The system automatically assigns the internal and external IP addresses to the node interface that is connected to the SNAT cloud during the Simulation phase, not the Build phase. Therefore, no assigned addresses are visible at this point.

Step 9

After the build phase is completed, start the simulation by clicking the Launch Simulation tool in the toolbar, and then change to the Simulation perspective.

Step 10

Log in to the node that is connected to the SNAT network when the status of the device has changed to ACTIVE.

Step 11

Create a static route or define a default gateway for the external connection IP addresses that point to the SNAT router’s internal IP address. For example, if the external connections are part of the subnet 172.16.2.0/24, and the SNAT router’s internal IP address is 10.11.11.1, then the route statement would be:

ip route 172.16.2.0 255.255.255.0 10.11.11.1

An alternative to defining a gateway or static route, with IOSv devices, is to enable DHCP on the interface used for external connectivity.

Note 
Not all virtual images support DHCP. Check the supported features for the virtual images to determine which ones do support DHCP.
Step 12

Test the connection by pinging from the node to the external (physical) device.
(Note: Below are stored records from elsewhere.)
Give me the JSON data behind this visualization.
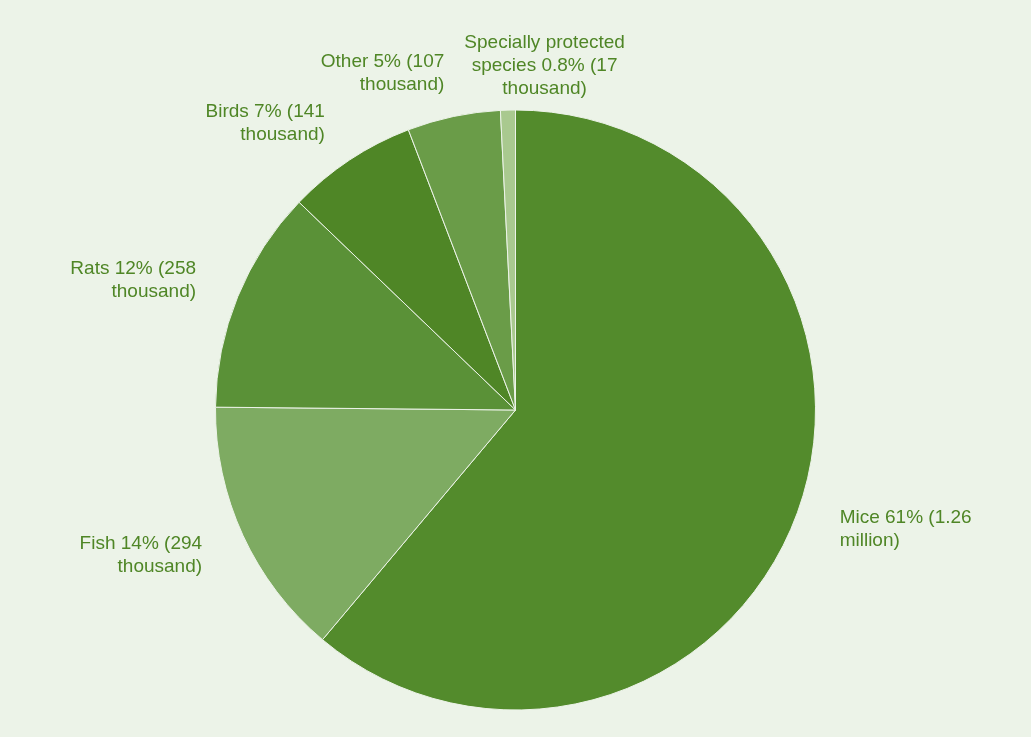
{
  "chart_data": {
    "type": "pie",
    "categories": [
      "Mice",
      "Fish",
      "Rats",
      "Birds",
      "Other",
      "Specially protected species"
    ],
    "values": [
      61,
      14,
      12,
      7,
      5,
      0.8
    ],
    "value_labels": [
      "61% (1.26 million)",
      "14% (294 thousand)",
      "12% (258 thousand)",
      "7% (141 thousand)",
      "5% (107 thousand)",
      "0.8% (17 thousand)"
    ],
    "colors": [
      "#538b2c",
      "#7eab62",
      "#5a9137",
      "#4f8626",
      "#6a9c48",
      "#a9c98f"
    ],
    "legend": false
  }
}
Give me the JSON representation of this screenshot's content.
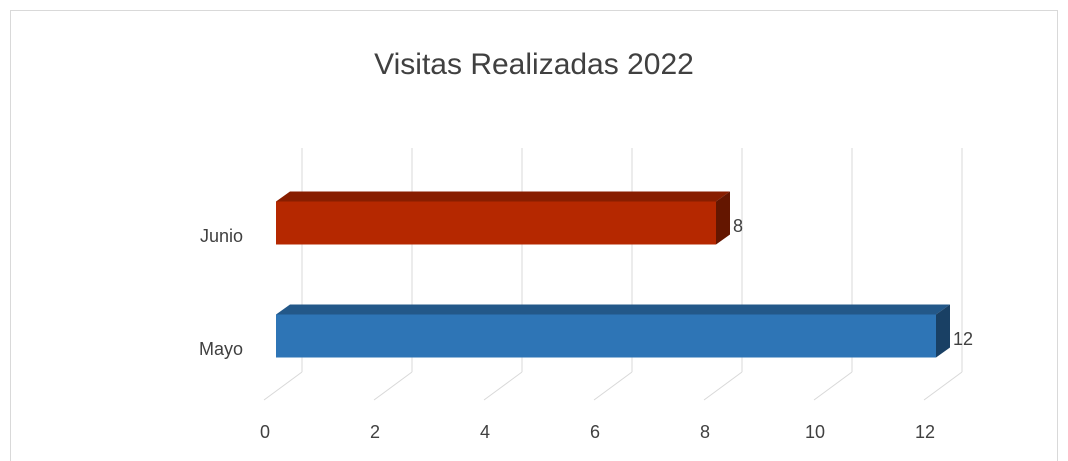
{
  "chart_data": {
    "type": "bar3d",
    "title": "Visitas Realizadas 2022",
    "categories": [
      "Mayo",
      "Junio"
    ],
    "values": [
      12,
      8
    ],
    "colors": [
      "#2e75b6",
      "#b52800"
    ],
    "xlim": [
      0,
      12
    ],
    "xticks": [
      0,
      2,
      4,
      6,
      8,
      10,
      12
    ],
    "grid": true
  }
}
If required, turn on debug ip icmp or use the tracert command to see the connectivity between the end points.

If the ping does not work, confirm with your system administrator that the Cisco Modeling Labs server is configured to support SNAT connectivity and that the gateway IP address you have been provided is correct.

If these items are correct, ping to each of the key devices in the path to determine where the failure occurs and notify your system administrator of the failure source if it is outside your Cisco Modeling Labs environment.